Teenage Sailing Weekend

We had an absolutely perfect set of sailing conditions so we were able to get tight in close to the Needles lighthouse - tighter than the Skipper had been able to get before, giving an excellent photo opportunity, and more importantly, an opportunity to sneak past Donald Searle, who had taken - but were probably now regretting - a wider line. With her so rapidly dispatched we turned our attention to Rona II, who was about half a mile ahead and sailing toward St Catherine's Point. With a north easterly breeze we were sheltered by the Isle of Wight so had perfect sailing conditions - flat water and a solid breeze, letting us carry full sail with which the crew could learn to helm Merrilyn, with a perfectly placed target reference - Rona II!

Teenage Sailing Weekend

For the next couple of hours Merrilyn and Rona II were fairly evenly matched, both close to their maximum speeds, with the gap between the two yachts sometimes falling, sometimes rising. At St Catherine's Point we reached less sheltered water and both Rona II and Merrilyn reefed down and started a tacking duel along the south east side of the island and through the shipping anchorage. With some nifty deck work from the crew and helmswomen Nancy and Zoe we were able to point higher and complete our tacks quicker than Rona II, with the inevitable result that we overtook her shortly before Bembridge Ledge.

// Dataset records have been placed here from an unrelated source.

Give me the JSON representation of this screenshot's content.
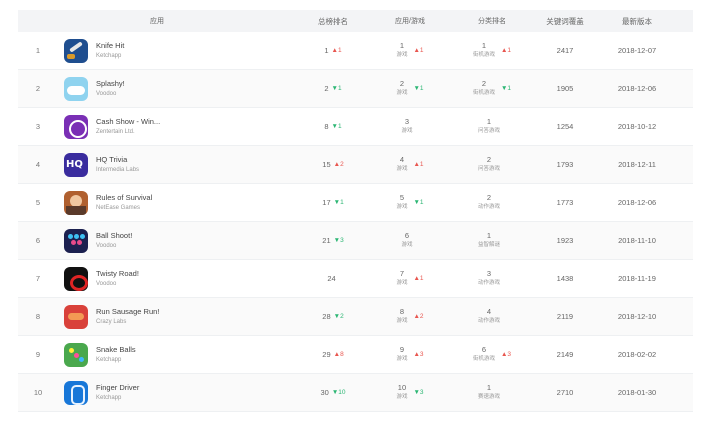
{
  "header": {
    "app": "应用",
    "total_rank": "总榜排名",
    "app_game": "应用/游戏",
    "category_rank": "分类排名",
    "keywords": "关键词覆盖",
    "latest_version": "最新版本"
  },
  "rows": [
    {
      "rank": "1",
      "name": "Knife Hit",
      "dev": "Ketchapp",
      "icon": "knife-icon",
      "total": "1",
      "total_trend": "▲1",
      "total_dir": "up",
      "app_rank": "1",
      "app_sub": "游戏",
      "app_trend": "▲1",
      "app_dir": "up",
      "cat_rank": "1",
      "cat_sub": "街机游戏",
      "cat_trend": "▲1",
      "cat_dir": "up",
      "keywords": "2417",
      "version": "2018-12-07"
    },
    {
      "rank": "2",
      "name": "Splashy!",
      "dev": "Voodoo",
      "icon": "splashy-icon",
      "total": "2",
      "total_trend": "▼1",
      "total_dir": "down",
      "app_rank": "2",
      "app_sub": "游戏",
      "app_trend": "▼1",
      "app_dir": "down",
      "cat_rank": "2",
      "cat_sub": "街机游戏",
      "cat_trend": "▼1",
      "cat_dir": "down",
      "keywords": "1905",
      "version": "2018-12-06"
    },
    {
      "rank": "3",
      "name": "Cash Show - Win...",
      "dev": "Zentertain Ltd.",
      "icon": "cash-show-icon",
      "total": "8",
      "total_trend": "▼1",
      "total_dir": "down",
      "app_rank": "3",
      "app_sub": "游戏",
      "app_trend": "",
      "app_dir": "",
      "cat_rank": "1",
      "cat_sub": "问答游戏",
      "cat_trend": "",
      "cat_dir": "",
      "keywords": "1254",
      "version": "2018-10-12"
    },
    {
      "rank": "4",
      "name": "HQ Trivia",
      "dev": "Intermedia Labs",
      "icon": "hq-trivia-icon",
      "total": "15",
      "total_trend": "▲2",
      "total_dir": "up",
      "app_rank": "4",
      "app_sub": "游戏",
      "app_trend": "▲1",
      "app_dir": "up",
      "cat_rank": "2",
      "cat_sub": "问答游戏",
      "cat_trend": "",
      "cat_dir": "",
      "keywords": "1793",
      "version": "2018-12-11"
    },
    {
      "rank": "5",
      "name": "Rules of Survival",
      "dev": "NetEase Games",
      "icon": "rules-of-survival-icon",
      "total": "17",
      "total_trend": "▼1",
      "total_dir": "down",
      "app_rank": "5",
      "app_sub": "游戏",
      "app_trend": "▼1",
      "app_dir": "down",
      "cat_rank": "2",
      "cat_sub": "动作游戏",
      "cat_trend": "",
      "cat_dir": "",
      "keywords": "1773",
      "version": "2018-12-06"
    },
    {
      "rank": "6",
      "name": "Ball Shoot!",
      "dev": "Voodoo",
      "icon": "ball-shoot-icon",
      "total": "21",
      "total_trend": "▼3",
      "total_dir": "down",
      "app_rank": "6",
      "app_sub": "游戏",
      "app_trend": "",
      "app_dir": "",
      "cat_rank": "1",
      "cat_sub": "益智解谜",
      "cat_trend": "",
      "cat_dir": "",
      "keywords": "1923",
      "version": "2018-11-10"
    },
    {
      "rank": "7",
      "name": "Twisty Road!",
      "dev": "Voodoo",
      "icon": "twisty-road-icon",
      "total": "24",
      "total_trend": "",
      "total_dir": "",
      "app_rank": "7",
      "app_sub": "游戏",
      "app_trend": "▲1",
      "app_dir": "up",
      "cat_rank": "3",
      "cat_sub": "动作游戏",
      "cat_trend": "",
      "cat_dir": "",
      "keywords": "1438",
      "version": "2018-11-19"
    },
    {
      "rank": "8",
      "name": "Run Sausage Run!",
      "dev": "Crazy Labs",
      "icon": "run-sausage-run-icon",
      "total": "28",
      "total_trend": "▼2",
      "total_dir": "down",
      "app_rank": "8",
      "app_sub": "游戏",
      "app_trend": "▲2",
      "app_dir": "up",
      "cat_rank": "4",
      "cat_sub": "动作游戏",
      "cat_trend": "",
      "cat_dir": "",
      "keywords": "2119",
      "version": "2018-12-10"
    },
    {
      "rank": "9",
      "name": "Snake Balls",
      "dev": "Ketchapp",
      "icon": "snake-balls-icon",
      "total": "29",
      "total_trend": "▲8",
      "total_dir": "up",
      "app_rank": "9",
      "app_sub": "游戏",
      "app_trend": "▲3",
      "app_dir": "up",
      "cat_rank": "6",
      "cat_sub": "街机游戏",
      "cat_trend": "▲3",
      "cat_dir": "up",
      "keywords": "2149",
      "version": "2018-02-02"
    },
    {
      "rank": "10",
      "name": "Finger Driver",
      "dev": "Ketchapp",
      "icon": "finger-driver-icon",
      "total": "30",
      "total_trend": "▼10",
      "total_dir": "down",
      "app_rank": "10",
      "app_sub": "游戏",
      "app_trend": "▼3",
      "app_dir": "down",
      "cat_rank": "1",
      "cat_sub": "赛速游戏",
      "cat_trend": "",
      "cat_dir": "",
      "keywords": "2710",
      "version": "2018-01-30"
    }
  ]
}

With the race over - and Merrilyn, the smallest vessel victorious - we headed in flatter water toward Portsmouth. Below decks the Skipper, Tom and Elliott focused on making the now traditional 10,000 calorie "Death by Chocolate Biscuit Cake", only heading on deck to view the Napoleonic forts built to protect the entrance to the Solent.

Boss

Once in Portsmouth Harbour we were delayed in confirming our berth for the night, giving us an opportunity to take a tour of the harbour, past HMS Illustrious, HMS Warrior and no fewer than three of the latest "Daring class" Navy air defence destroyers, whose virtues the Skipper took great delight in extolling to the crew. Their onboard radars could track a tennis ball travelling at Mach 3 and are capable of monitoring planes taking off in Prestwick... while in the English Channel! An additional treat for Sam particularly was seeing Alex Thompson's latest "Hugo Boss" racing yacht, sitting in the same berth as the previous version that we had seen last year.

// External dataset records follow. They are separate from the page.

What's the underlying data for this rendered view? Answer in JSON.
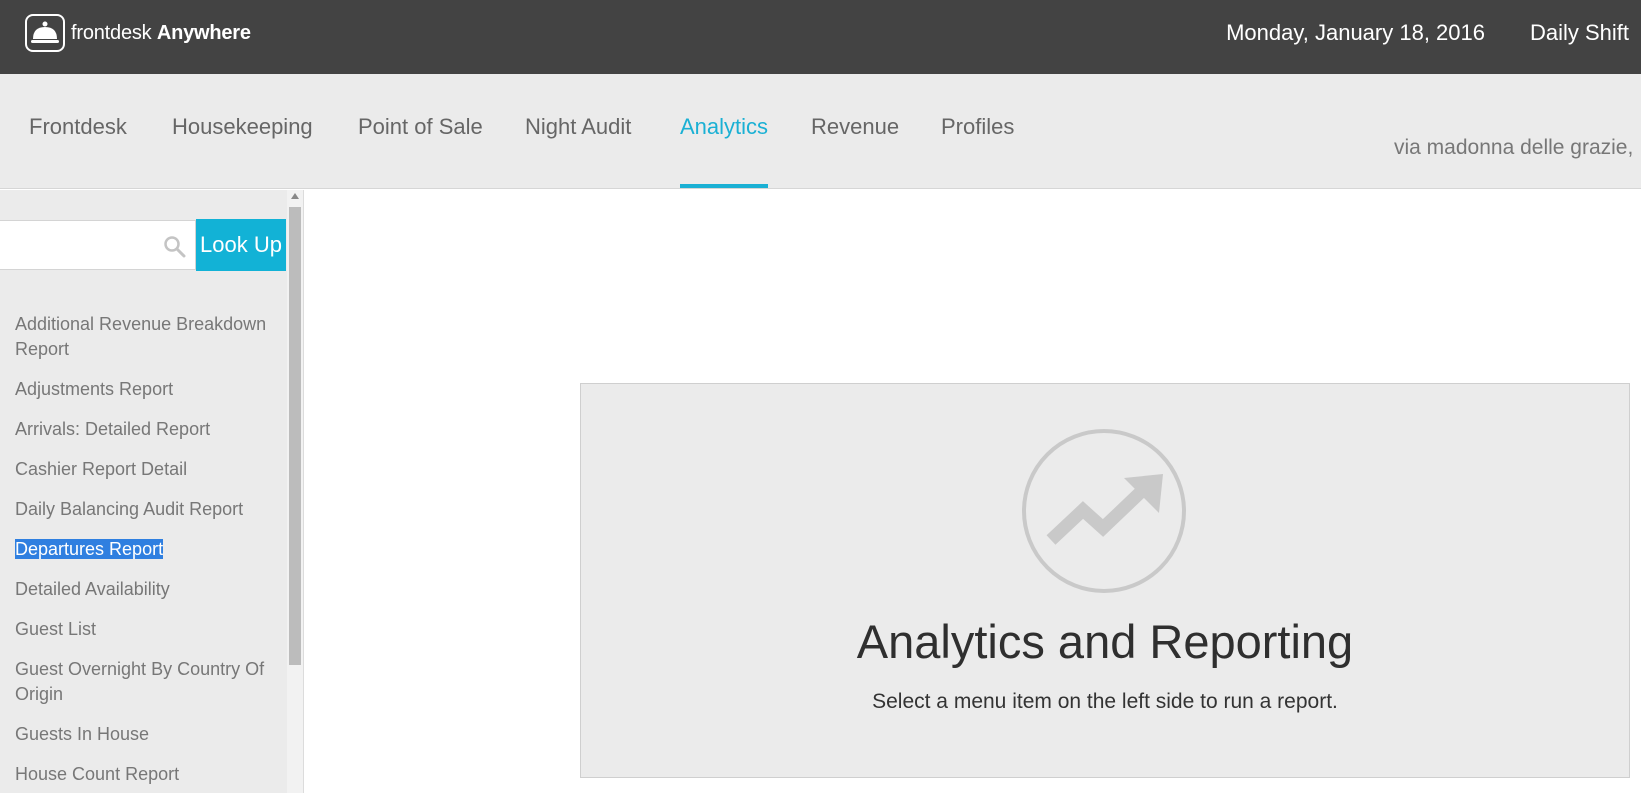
{
  "header": {
    "brand_light": "frontdesk",
    "brand_bold": "Anywhere",
    "date": "Monday, January 18, 2016",
    "shift": "Daily Shift"
  },
  "nav": {
    "tabs": [
      {
        "label": "Frontdesk",
        "active": false
      },
      {
        "label": "Housekeeping",
        "active": false
      },
      {
        "label": "Point of Sale",
        "active": false
      },
      {
        "label": "Night Audit",
        "active": false
      },
      {
        "label": "Analytics",
        "active": true
      },
      {
        "label": "Revenue",
        "active": false
      },
      {
        "label": "Profiles",
        "active": false
      }
    ],
    "address": "via madonna delle grazie,"
  },
  "sidebar": {
    "search_value": "",
    "lookup_label": "Look Up",
    "reports": [
      "Additional Revenue Breakdown Report",
      "Adjustments Report",
      "Arrivals: Detailed Report",
      "Cashier Report Detail",
      "Daily Balancing Audit Report",
      "Departures Report",
      "Detailed Availability",
      "Guest List",
      "Guest Overnight By Country Of Origin",
      "Guests In House",
      "House Count Report"
    ],
    "selected": "Departures Report"
  },
  "panel": {
    "title": "Analytics and Reporting",
    "subtitle": "Select a menu item on the left side to run a report."
  },
  "colors": {
    "accent": "#1ab0d4",
    "topbar": "#434343",
    "selection": "#2f7fe0"
  }
}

When our berth allocation finally came through we were further delayed in crossing the harbor to Gunwharf by the arrival of the offshore patrol vessel HMS Mersey, so once alongside Gunwharf the priority after a long day at sea was to get some shore leave. The crew jumped ashore to take a look around while the afterguard got stuck in to cooking the roast lamb dinner. We were interrupted briefly by the arrival of five race yachts who literally surrounded Merrilyn, moored ahead, astern and alongside, somewhat to the surprise of the returning crew.

Teenage Sailing Weekend

With dinner out of the way, and in the dark, we (actually, mainly the crew) set to winching every single member of the crew up Merrilyn's foremast, partially to enjoy the view, but mostly to get photos of people silhouetted in front of the Spinnaker Tower or standing on Merrilyn's spreaders. A passerby was head to mumble "what a way to spend a Saturday evening", which was considered rather amusing coming from someone who had spent it sitting in a pub!

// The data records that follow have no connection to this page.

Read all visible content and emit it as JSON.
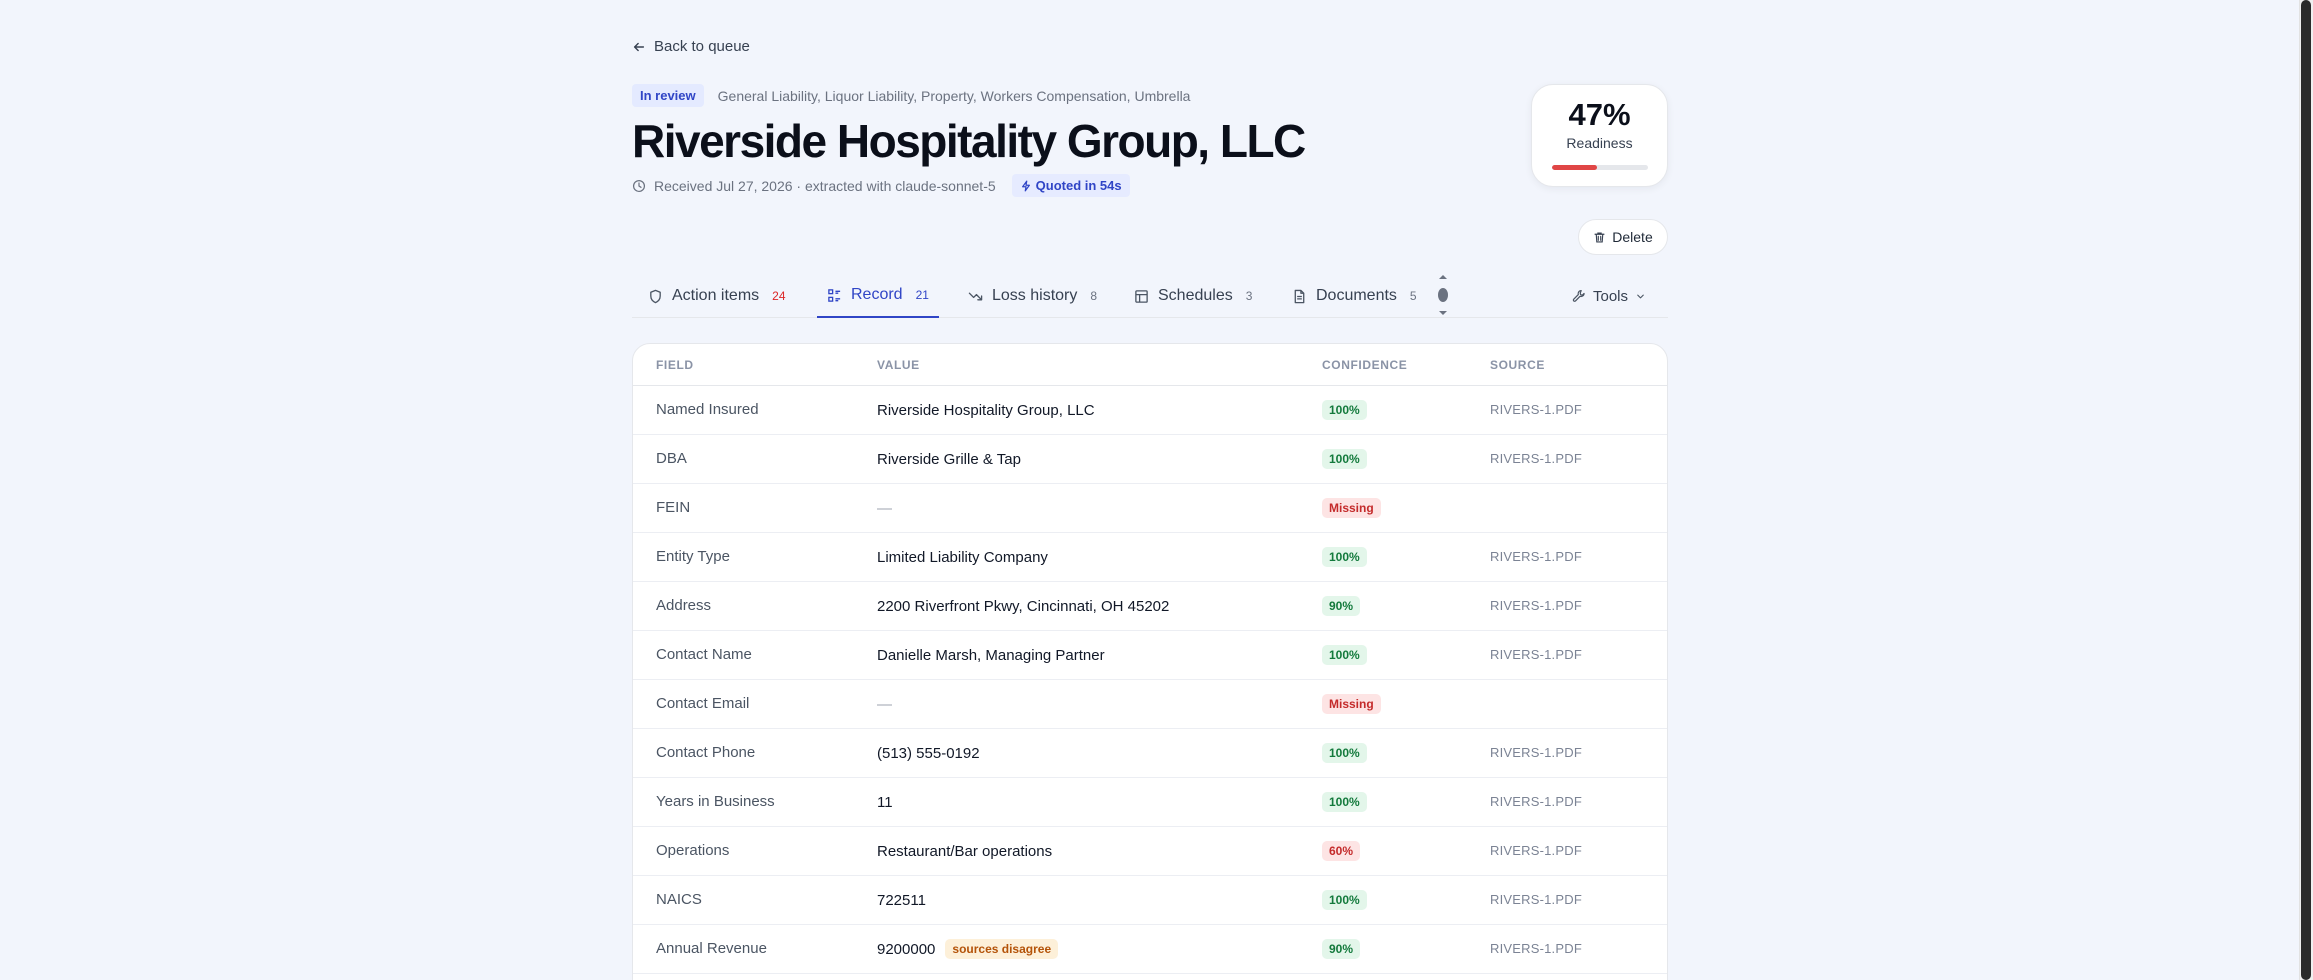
{
  "nav": {
    "back_label": "Back to queue"
  },
  "submission": {
    "status": "In review",
    "lines": "General Liability, Liquor Liability, Property, Workers Compensation, Umbrella",
    "title": "Riverside Hospitality Group, LLC",
    "received": "Received Jul 27, 2026 · extracted with claude-sonnet-5",
    "quoted": "Quoted in 54s"
  },
  "readiness": {
    "percent_label": "47%",
    "label": "Readiness",
    "value": 0.47,
    "bar_color": "#e04646"
  },
  "actions": {
    "delete_label": "Delete",
    "tools_label": "Tools"
  },
  "tabs": [
    {
      "label": "Action items",
      "count": "24",
      "icon": "shield-icon"
    },
    {
      "label": "Record",
      "count": "21",
      "icon": "list-icon",
      "active": true
    },
    {
      "label": "Loss history",
      "count": "8",
      "icon": "trend-down-icon"
    },
    {
      "label": "Schedules",
      "count": "3",
      "icon": "table-icon"
    },
    {
      "label": "Documents",
      "count": "5",
      "icon": "document-icon"
    }
  ],
  "table": {
    "headers": {
      "field": "FIELD",
      "value": "VALUE",
      "confidence": "CONFIDENCE",
      "source": "SOURCE"
    },
    "rows": [
      {
        "field": "Named Insured",
        "value": "Riverside Hospitality Group, LLC",
        "confidence": "100%",
        "level": "green",
        "source": "RIVERS-1.PDF"
      },
      {
        "field": "DBA",
        "value": "Riverside Grille & Tap",
        "confidence": "100%",
        "level": "green",
        "source": "RIVERS-1.PDF"
      },
      {
        "field": "FEIN",
        "value": "—",
        "confidence": "Missing",
        "level": "red",
        "source": ""
      },
      {
        "field": "Entity Type",
        "value": "Limited Liability Company",
        "confidence": "100%",
        "level": "green",
        "source": "RIVERS-1.PDF"
      },
      {
        "field": "Address",
        "value": "2200 Riverfront Pkwy, Cincinnati, OH 45202",
        "confidence": "90%",
        "level": "green",
        "source": "RIVERS-1.PDF"
      },
      {
        "field": "Contact Name",
        "value": "Danielle Marsh, Managing Partner",
        "confidence": "100%",
        "level": "green",
        "source": "RIVERS-1.PDF"
      },
      {
        "field": "Contact Email",
        "value": "—",
        "confidence": "Missing",
        "level": "red",
        "source": ""
      },
      {
        "field": "Contact Phone",
        "value": "(513) 555-0192",
        "confidence": "100%",
        "level": "green",
        "source": "RIVERS-1.PDF"
      },
      {
        "field": "Years in Business",
        "value": "11",
        "confidence": "100%",
        "level": "green",
        "source": "RIVERS-1.PDF"
      },
      {
        "field": "Operations",
        "value": "Restaurant/Bar operations",
        "confidence": "60%",
        "level": "red",
        "source": "RIVERS-1.PDF"
      },
      {
        "field": "NAICS",
        "value": "722511",
        "confidence": "100%",
        "level": "green",
        "source": "RIVERS-1.PDF"
      },
      {
        "field": "Annual Revenue",
        "value": "9200000",
        "flag": "sources disagree",
        "confidence": "90%",
        "level": "green",
        "source": "RIVERS-1.PDF"
      }
    ]
  }
}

Sunday morning dawned wet, and stayed pretty wet. Despite the damp Becky decided a Sherbert Dib-Dab was an appropriate breakfast; the rest of us had eggy bread. Luckily, once underway the rain became fairly irrelevant as the breeze was blowing from astern of Merrilyn, meaning only the afterguard needed to get wet faces when they checked astern for overtaking coasters and the like. The trip along the North Channel to the Hamble was mainly marked by the entertainment value of various racing dinghies charging around under spinnaker and occasionally capsizing, and by the appearance on deck of boat-baked cupcakes. ;)

Teenage Sailing Weekend

My thanks to the afterguard for their help, and especially to the crew for working so hard and for throwing themselves into everything needed to make Merrilyn sail smoothly. You're the first S4C / RSP crew to make it around the Isle of Wight, so have not only that but also the record for the biggest mileage covered over one of these weekends, and you've also managed to race and beat two bigger, faster yachts on the way!